Take, for example, large neutral amino acids for which there is one shared transporter. The large neutral amino acids include tryptophan, tyrosine, and the three branched-chain amino acids (BCAAs). If blood tryptophan is increased, then a greater amount of this amino acid enters the brain. Tryptophan is converted in the brain into the neurotransmitter serotonin. Serotonin is involved in many aspects of mood and behaviour. It plays a role in appetite and digestion, sleep, memory, and sexual desire and function.
Tyrosine, on the other hand, is a precursor of dopamine, an equally important neurotransmitter that is central to triggering a “reward” response that associates a behaviour like sex or physical activity with pleasure and positive feelings. Dopamine is important in learning, memory, focus, and alertness. Theoretically, if tryptophan is present in a high concentration in the blood, then more tryptophan gets into the brain, yielding more serotonin. Conversely, a high concentration of tyrosine decreases tryptophan uptake and production of dopamine will be favoured. So, we can see how specific concentrations of amino acids can greatly influence chemical signals in the brain.

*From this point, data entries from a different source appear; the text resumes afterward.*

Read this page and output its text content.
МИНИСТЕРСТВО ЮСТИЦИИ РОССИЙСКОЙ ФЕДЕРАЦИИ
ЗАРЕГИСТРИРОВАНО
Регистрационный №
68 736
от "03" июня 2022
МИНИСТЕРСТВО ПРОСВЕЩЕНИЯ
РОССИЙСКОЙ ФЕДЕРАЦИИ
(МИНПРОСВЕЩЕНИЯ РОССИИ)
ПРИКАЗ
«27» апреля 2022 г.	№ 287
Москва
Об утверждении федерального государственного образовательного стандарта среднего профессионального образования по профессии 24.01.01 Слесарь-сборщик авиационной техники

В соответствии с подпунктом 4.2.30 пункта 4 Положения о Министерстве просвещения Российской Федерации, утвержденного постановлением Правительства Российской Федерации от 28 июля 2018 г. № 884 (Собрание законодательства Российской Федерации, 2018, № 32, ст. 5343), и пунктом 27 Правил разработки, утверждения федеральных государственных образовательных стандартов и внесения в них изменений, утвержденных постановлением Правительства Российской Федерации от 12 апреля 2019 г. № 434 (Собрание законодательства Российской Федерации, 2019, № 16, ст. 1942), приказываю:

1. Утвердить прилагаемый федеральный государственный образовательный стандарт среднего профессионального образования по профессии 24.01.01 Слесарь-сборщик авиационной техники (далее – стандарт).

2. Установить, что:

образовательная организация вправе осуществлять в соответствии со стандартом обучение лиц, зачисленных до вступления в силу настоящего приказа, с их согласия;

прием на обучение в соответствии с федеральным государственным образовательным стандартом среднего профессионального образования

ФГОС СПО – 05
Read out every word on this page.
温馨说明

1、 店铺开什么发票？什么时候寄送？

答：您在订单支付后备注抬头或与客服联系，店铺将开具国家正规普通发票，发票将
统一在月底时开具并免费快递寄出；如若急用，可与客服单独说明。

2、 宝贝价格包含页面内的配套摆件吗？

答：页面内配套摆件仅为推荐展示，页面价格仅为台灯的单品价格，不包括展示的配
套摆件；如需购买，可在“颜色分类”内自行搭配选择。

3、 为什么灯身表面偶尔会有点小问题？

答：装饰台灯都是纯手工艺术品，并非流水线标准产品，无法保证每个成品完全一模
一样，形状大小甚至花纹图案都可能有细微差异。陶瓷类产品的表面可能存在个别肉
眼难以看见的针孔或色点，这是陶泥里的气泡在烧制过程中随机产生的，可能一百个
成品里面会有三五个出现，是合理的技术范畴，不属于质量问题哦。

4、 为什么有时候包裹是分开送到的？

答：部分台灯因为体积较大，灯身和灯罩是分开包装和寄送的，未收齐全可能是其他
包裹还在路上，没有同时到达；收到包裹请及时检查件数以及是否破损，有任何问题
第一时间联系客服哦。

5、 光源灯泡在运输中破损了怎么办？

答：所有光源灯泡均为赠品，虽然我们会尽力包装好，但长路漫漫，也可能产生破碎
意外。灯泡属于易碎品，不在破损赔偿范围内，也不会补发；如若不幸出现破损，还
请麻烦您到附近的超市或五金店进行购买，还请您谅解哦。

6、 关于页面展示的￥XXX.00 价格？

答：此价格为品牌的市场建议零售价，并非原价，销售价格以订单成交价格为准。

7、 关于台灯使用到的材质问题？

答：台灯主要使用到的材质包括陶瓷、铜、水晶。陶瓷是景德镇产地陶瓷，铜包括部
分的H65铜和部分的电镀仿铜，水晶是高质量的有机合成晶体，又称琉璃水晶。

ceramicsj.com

Using Amino Acids to Balance Your Brain
Animal studies have shown that the production of neurotransmitters in the brain can be manipulated when specific amino acids are given in a large enough concentration to increase brain uptake relative to other amino acids that share the same transporter support. These types of studies can’t readily be done in humans because it is difficult to measure exactly what changes occur inside the human brain. All in all, it seems reasonable that this simplistic approach of using amino acids to control the chemicals in our brains may assist in achieving a desired mood, energy level, or whatever therapeutic effect you desire.

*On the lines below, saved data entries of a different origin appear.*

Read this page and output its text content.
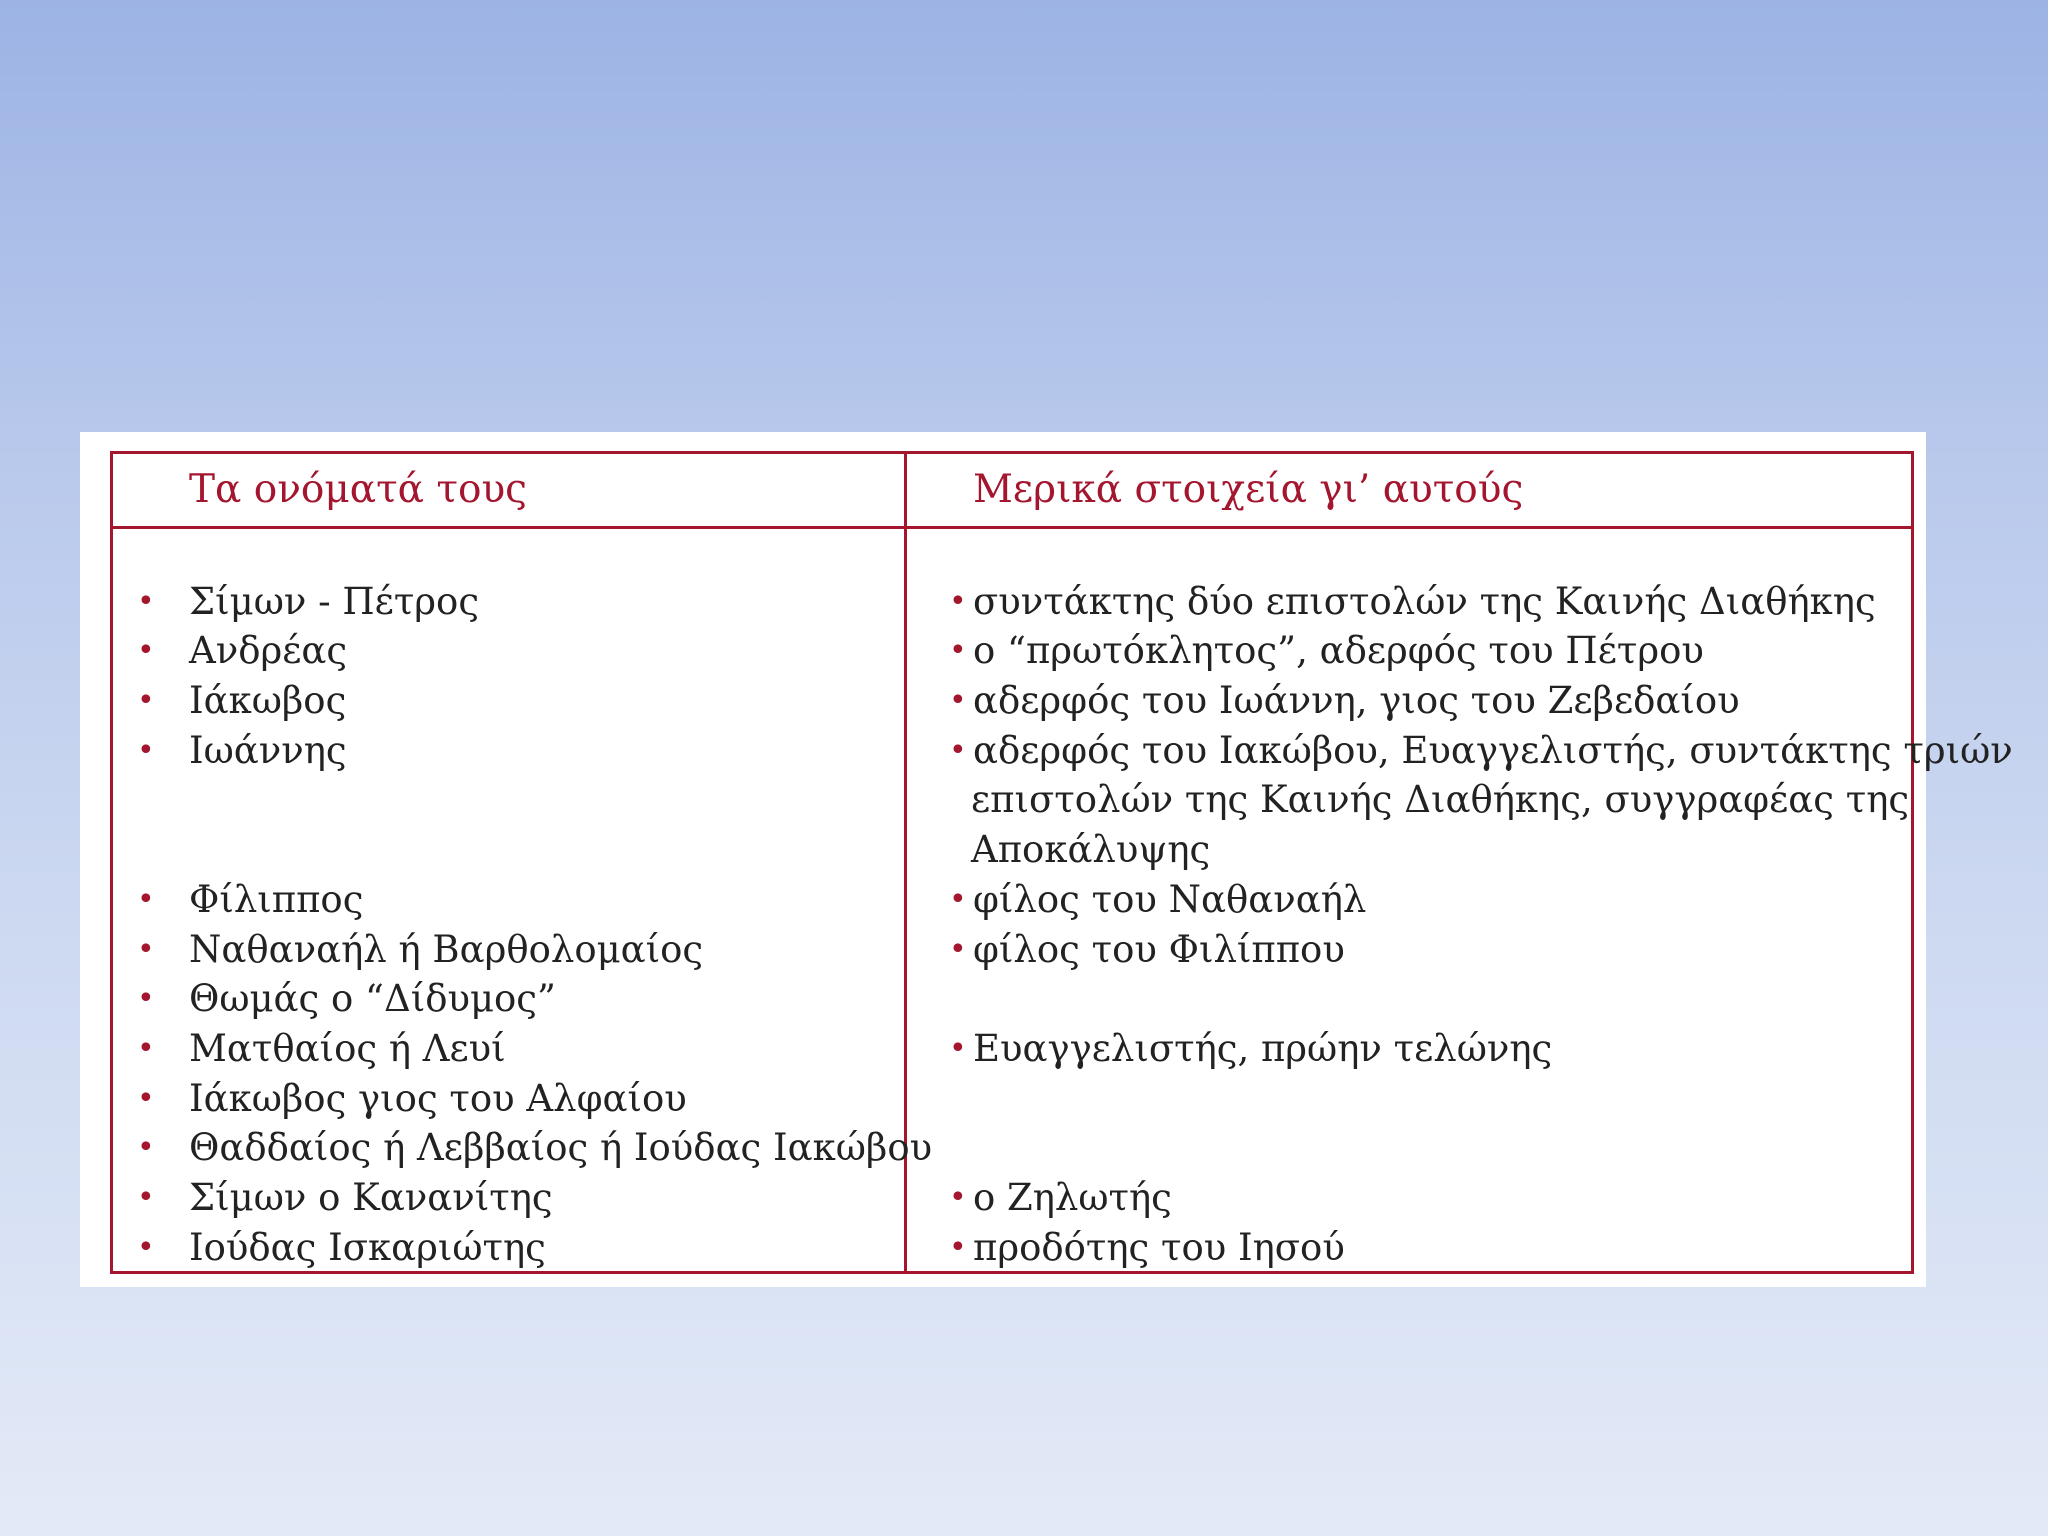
Τα ονόματά τους	Μερικά στοιχεία γι’ αυτούς
• Σίμων - Πέτρος
• Ανδρέας
• Ιάκωβος
• Ιωάννης
• Φίλιππος
• Ναθαναήλ ή Βαρθολομαίος
• Θωμάς ο “Δίδυμος”
• Ματθαίος ή Λευί
• Ιάκωβος γιος του Αλφαίου
• Θαδδαίος ή Λεββαίος ή Ιούδας Ιακώβου
• Σίμων ο Κανανίτης
• Ιούδας Ισκαριώτης
• συντάκτης δύο επιστολών της Καινής Διαθήκης
• ο “πρωτόκλητος”, αδερφός του Πέτρου
• αδερφός του Ιωάννη, γιος του Ζεβεδαίου
• αδερφός του Ιακώβου, Ευαγγελιστής, συντάκτης τριών
επιστολών της Καινής Διαθήκης, συγγραφέας της
Αποκάλυψης
• φίλος του Ναθαναήλ
• φίλος του Φιλίππου
• Ευαγγελιστής, πρώην τελώνης
• ο Ζηλωτής
• προδότης του Ιησού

There are many cautions, however, to using single amino acid supplements in pharmacological doses. The body is very clever at adapting to drastic changes in its environment. For example, when anabolic steroids like testosterone are misused for bodybuilding, the testicles stop producing endogenous testosterone because the levels in the body are already too high. In the brain, constant exposure to high levels of a chemical elicits changes to minimize the responsiveness and maintain function within a normal range. This phenomenon explains tolerance to drugs and alcohol.
A reasonable approach to optimizing amino acid availability at the blood brain barrier is to provide a steady, balanced complement of all the amino acids by eating a diet rich in high-quality proteins and by utilizing mixtures of supplemental essential amino acids.
If you do want to try single amino acid therapy, you should take the supplement in the post-absorptive state (several hours after your last meal) to minimize the presence of competing amino acids. Use reasonable recommended doses and follow instructions on duration of usage.
Each individual can vary somewhat in terms of how amino acids affect them and their brain chemistry because there are so many variables involved, not just in the making of brain neurotransmitters but also in terms of how we process and react to them.
Remember, the blood brain barrier exists to protect the brain, and it does a very good job at it. The system of transporting amino acids into the brain is very sophisticated in its ability to regulate the availability of precursors for many very important neurotransmitters. Ensuring a good supply of all the essential nutrients for the brain is an excellent foundation for optimal brain function.